Damit dies erfüllt sei, müsse die Einführung "umfassenderen strategischen Zielen dienen", schreibt die SNB in der Mitteilung. Sie dürfe insbesondere die Geld- und Finanzstabilität nicht gefährden. Zudem müsse digitales Geld in einem flexiblen und innovativen Zahlungssystem koexistieren können. Und schliesslich sollen die Eigenschaften Innovation und Effizienz fördern. Die nun dafür definierten vier Grundprinzipien eines künftigen CBDC-Systems lauten:
- Es muss widerstandsfähig und sicher sein, um die betriebliche Integrität aufrechtzuerhalten.
- Es muss bequem zu nutzen und mit sehr geringen oder gar keinen Kosten für die Endnutzer verbunden sein.

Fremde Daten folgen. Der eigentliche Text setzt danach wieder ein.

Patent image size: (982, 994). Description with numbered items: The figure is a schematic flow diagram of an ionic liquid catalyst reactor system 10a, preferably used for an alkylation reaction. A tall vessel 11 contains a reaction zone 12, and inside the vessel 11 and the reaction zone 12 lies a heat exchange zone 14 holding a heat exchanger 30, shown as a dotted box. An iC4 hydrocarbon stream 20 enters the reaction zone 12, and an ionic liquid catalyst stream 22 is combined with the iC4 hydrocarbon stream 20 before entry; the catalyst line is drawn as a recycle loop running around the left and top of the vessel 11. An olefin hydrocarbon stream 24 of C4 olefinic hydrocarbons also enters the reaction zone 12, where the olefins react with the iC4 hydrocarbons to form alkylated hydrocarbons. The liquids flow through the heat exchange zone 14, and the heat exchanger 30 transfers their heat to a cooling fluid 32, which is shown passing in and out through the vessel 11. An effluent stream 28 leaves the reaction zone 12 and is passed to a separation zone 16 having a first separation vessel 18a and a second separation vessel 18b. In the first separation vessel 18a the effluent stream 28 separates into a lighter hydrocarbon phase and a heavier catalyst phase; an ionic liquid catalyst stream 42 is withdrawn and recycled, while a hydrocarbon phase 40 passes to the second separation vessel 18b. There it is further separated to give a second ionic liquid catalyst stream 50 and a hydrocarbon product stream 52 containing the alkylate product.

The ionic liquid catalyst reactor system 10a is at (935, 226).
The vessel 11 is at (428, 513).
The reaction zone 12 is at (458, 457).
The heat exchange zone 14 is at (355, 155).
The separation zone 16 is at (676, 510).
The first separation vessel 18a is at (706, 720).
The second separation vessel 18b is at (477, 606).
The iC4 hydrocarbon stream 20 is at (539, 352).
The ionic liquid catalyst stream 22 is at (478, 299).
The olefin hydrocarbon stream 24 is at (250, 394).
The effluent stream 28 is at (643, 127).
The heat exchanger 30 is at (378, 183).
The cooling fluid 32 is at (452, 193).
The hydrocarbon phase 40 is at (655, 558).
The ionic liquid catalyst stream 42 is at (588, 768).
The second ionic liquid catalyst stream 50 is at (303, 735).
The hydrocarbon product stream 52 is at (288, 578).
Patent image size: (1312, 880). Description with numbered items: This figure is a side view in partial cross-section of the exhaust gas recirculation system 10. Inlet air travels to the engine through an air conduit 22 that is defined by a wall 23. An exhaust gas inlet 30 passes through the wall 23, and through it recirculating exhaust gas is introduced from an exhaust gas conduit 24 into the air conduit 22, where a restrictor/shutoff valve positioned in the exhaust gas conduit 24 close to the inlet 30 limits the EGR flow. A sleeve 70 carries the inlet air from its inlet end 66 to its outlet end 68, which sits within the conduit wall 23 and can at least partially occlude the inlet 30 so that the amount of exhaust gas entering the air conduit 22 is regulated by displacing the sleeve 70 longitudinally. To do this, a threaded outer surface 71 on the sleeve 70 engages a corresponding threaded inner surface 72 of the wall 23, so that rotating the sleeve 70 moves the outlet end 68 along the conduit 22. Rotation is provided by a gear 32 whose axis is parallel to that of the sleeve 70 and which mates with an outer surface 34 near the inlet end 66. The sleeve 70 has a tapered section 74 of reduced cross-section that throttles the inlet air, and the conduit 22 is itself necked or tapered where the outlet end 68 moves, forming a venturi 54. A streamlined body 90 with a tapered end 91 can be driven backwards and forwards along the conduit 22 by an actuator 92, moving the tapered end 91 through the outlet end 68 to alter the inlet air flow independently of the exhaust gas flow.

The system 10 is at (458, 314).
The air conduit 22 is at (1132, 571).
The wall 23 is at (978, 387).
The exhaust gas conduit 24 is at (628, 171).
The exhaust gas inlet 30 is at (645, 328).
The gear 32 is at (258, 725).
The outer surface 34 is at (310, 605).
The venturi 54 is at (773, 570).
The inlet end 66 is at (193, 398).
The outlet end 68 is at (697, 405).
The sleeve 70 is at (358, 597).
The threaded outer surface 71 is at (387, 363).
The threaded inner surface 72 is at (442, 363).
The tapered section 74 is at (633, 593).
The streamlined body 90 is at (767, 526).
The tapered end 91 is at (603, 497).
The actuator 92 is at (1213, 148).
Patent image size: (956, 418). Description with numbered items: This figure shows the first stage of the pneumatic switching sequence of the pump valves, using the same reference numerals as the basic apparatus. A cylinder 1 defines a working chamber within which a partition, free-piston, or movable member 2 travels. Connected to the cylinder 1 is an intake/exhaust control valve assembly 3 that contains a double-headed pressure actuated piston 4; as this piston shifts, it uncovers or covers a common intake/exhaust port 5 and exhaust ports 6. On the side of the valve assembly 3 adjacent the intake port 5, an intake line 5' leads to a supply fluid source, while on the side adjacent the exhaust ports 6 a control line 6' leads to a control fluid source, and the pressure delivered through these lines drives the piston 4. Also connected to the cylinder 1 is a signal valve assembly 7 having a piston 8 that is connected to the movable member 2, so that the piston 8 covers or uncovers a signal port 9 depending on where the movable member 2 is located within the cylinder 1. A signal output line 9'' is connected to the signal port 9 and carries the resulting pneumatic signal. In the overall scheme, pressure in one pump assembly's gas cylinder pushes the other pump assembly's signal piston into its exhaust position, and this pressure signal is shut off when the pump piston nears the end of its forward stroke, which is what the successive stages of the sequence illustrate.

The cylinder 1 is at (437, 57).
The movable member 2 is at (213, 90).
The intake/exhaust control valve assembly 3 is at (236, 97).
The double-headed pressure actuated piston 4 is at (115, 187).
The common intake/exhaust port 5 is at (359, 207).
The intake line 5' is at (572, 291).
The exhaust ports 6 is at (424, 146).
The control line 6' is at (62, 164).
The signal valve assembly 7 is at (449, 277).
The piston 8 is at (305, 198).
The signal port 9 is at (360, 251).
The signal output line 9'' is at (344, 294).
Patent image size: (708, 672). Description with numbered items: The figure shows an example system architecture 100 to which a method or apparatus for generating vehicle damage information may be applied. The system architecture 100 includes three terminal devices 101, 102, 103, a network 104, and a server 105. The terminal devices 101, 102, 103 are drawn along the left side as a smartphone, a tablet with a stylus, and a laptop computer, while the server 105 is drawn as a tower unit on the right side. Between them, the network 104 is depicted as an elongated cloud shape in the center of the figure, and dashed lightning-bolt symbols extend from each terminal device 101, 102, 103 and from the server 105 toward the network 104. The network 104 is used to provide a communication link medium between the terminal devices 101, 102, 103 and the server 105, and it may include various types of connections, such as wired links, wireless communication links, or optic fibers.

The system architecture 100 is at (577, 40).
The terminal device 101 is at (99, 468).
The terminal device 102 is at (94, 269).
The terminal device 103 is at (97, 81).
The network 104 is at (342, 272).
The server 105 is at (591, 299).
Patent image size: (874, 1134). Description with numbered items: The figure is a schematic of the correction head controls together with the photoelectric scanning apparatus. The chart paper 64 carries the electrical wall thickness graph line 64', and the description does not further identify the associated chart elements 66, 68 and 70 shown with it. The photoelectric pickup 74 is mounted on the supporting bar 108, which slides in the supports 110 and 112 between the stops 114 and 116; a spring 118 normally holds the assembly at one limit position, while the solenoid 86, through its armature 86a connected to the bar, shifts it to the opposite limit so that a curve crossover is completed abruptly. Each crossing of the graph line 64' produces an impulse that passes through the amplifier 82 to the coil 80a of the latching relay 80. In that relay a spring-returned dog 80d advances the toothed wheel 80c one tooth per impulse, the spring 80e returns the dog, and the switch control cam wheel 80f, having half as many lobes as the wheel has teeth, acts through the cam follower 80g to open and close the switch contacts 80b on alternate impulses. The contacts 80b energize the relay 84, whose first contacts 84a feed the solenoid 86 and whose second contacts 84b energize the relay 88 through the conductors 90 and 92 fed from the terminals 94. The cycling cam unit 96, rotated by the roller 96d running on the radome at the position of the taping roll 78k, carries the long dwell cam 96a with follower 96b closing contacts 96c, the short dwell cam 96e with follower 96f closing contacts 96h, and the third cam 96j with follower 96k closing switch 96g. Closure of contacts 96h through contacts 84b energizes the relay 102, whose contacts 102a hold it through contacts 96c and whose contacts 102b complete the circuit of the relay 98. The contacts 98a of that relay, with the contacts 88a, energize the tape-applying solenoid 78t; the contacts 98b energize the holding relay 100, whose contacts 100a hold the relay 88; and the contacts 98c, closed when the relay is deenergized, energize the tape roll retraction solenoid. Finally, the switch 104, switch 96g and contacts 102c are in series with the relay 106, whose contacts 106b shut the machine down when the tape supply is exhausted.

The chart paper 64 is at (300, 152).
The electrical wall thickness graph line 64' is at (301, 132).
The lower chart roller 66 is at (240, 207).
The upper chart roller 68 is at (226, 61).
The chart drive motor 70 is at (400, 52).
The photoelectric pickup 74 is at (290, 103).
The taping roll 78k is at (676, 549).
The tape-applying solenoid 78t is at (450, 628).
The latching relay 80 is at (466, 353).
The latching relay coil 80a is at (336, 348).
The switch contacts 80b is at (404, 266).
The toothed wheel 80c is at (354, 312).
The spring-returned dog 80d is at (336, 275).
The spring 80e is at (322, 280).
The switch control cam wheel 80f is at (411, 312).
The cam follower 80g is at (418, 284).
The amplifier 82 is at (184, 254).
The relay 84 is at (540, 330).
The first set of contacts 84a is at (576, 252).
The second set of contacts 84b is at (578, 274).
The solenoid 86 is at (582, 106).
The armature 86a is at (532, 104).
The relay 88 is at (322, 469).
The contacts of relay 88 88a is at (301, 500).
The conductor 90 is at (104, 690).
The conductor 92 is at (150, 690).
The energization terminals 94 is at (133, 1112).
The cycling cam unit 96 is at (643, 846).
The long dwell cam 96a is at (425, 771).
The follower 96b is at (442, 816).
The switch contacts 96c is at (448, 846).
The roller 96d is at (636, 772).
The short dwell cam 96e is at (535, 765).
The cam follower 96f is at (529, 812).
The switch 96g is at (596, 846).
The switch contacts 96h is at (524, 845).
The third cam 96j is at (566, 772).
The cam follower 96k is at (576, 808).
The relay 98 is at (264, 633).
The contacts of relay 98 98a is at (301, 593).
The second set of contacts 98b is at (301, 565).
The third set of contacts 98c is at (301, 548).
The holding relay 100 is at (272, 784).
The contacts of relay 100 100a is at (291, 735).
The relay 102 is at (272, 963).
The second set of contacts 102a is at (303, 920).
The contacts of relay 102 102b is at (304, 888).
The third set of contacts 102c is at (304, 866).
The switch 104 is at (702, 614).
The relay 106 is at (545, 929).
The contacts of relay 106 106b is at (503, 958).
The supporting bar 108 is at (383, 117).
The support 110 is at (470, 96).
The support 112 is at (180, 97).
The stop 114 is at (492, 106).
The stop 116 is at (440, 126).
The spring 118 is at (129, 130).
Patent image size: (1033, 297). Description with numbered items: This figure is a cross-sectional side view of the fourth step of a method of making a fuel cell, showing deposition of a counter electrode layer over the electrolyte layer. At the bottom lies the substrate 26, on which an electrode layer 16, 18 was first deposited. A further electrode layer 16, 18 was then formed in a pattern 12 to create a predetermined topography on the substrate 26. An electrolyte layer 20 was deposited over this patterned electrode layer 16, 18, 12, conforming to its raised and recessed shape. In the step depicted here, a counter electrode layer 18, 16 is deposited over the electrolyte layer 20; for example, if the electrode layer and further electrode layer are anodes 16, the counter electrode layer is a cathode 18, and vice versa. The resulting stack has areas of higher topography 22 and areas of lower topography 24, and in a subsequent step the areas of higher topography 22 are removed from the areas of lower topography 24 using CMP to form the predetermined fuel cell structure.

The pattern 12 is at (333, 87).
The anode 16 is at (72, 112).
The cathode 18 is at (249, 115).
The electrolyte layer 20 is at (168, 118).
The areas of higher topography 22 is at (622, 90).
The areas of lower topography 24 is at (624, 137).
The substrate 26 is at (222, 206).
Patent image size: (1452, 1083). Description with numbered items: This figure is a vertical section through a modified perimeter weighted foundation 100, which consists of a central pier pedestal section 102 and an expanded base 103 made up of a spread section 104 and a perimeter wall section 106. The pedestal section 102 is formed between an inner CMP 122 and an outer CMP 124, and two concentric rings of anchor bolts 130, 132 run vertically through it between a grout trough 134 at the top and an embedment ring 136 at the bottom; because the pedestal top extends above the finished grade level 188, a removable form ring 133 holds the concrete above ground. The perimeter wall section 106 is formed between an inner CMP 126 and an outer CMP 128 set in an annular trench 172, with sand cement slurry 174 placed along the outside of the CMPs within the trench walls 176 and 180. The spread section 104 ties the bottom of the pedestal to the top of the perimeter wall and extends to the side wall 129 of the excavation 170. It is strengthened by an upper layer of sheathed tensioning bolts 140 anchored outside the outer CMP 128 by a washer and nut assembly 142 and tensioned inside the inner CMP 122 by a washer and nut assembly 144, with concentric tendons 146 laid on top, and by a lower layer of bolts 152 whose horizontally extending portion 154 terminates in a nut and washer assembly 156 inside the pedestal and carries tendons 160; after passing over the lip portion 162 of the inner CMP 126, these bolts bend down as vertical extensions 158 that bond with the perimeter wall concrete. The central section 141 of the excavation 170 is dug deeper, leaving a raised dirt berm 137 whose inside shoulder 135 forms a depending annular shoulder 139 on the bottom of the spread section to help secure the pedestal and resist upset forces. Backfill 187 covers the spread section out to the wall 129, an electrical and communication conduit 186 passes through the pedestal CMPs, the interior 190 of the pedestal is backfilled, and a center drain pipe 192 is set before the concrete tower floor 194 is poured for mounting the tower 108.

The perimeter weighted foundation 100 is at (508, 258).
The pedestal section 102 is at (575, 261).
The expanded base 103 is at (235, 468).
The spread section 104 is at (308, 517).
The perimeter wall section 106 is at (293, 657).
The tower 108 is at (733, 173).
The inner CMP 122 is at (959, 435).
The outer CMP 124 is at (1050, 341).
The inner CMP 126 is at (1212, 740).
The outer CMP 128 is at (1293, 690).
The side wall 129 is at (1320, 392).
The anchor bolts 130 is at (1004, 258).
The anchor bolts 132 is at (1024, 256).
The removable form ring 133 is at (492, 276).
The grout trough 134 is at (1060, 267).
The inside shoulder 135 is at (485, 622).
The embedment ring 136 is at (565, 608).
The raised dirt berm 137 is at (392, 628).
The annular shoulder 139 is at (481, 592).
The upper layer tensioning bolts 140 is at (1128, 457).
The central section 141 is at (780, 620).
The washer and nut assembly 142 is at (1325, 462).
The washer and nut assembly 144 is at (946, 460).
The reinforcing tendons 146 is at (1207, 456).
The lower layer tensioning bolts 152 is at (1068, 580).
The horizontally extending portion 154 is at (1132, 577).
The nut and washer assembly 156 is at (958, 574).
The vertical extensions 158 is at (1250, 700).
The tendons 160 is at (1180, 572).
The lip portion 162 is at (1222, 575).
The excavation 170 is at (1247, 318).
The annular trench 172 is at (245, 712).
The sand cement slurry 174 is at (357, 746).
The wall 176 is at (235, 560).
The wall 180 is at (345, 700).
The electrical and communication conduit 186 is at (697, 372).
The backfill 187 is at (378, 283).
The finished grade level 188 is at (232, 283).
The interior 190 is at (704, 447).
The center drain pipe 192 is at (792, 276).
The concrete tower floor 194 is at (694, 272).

- Es muss von angemessenen Standards und einem klaren rechtlichen Rahmen untermauert sein.
- Es muss dem Privatsektor eine adäquate Rolle einräumen sowie den Wettbewerb und die Innovation fördern.
Die Gruppe der Zentralbanken will weiterhin am Thema zusammenarbeiten. Man wolle aber den Entscheid nicht vorwegnehmen, ob ein digitales Zentralbankgeld auf ihrem Hoheitsgebiet eingeführt werden soll oder nicht, heisst es in der Mitteilung der SNB.
Der Bericht mit detaillierteren Richtlinien kann in Englisch von der Website der BIZ heruntergeladen werden.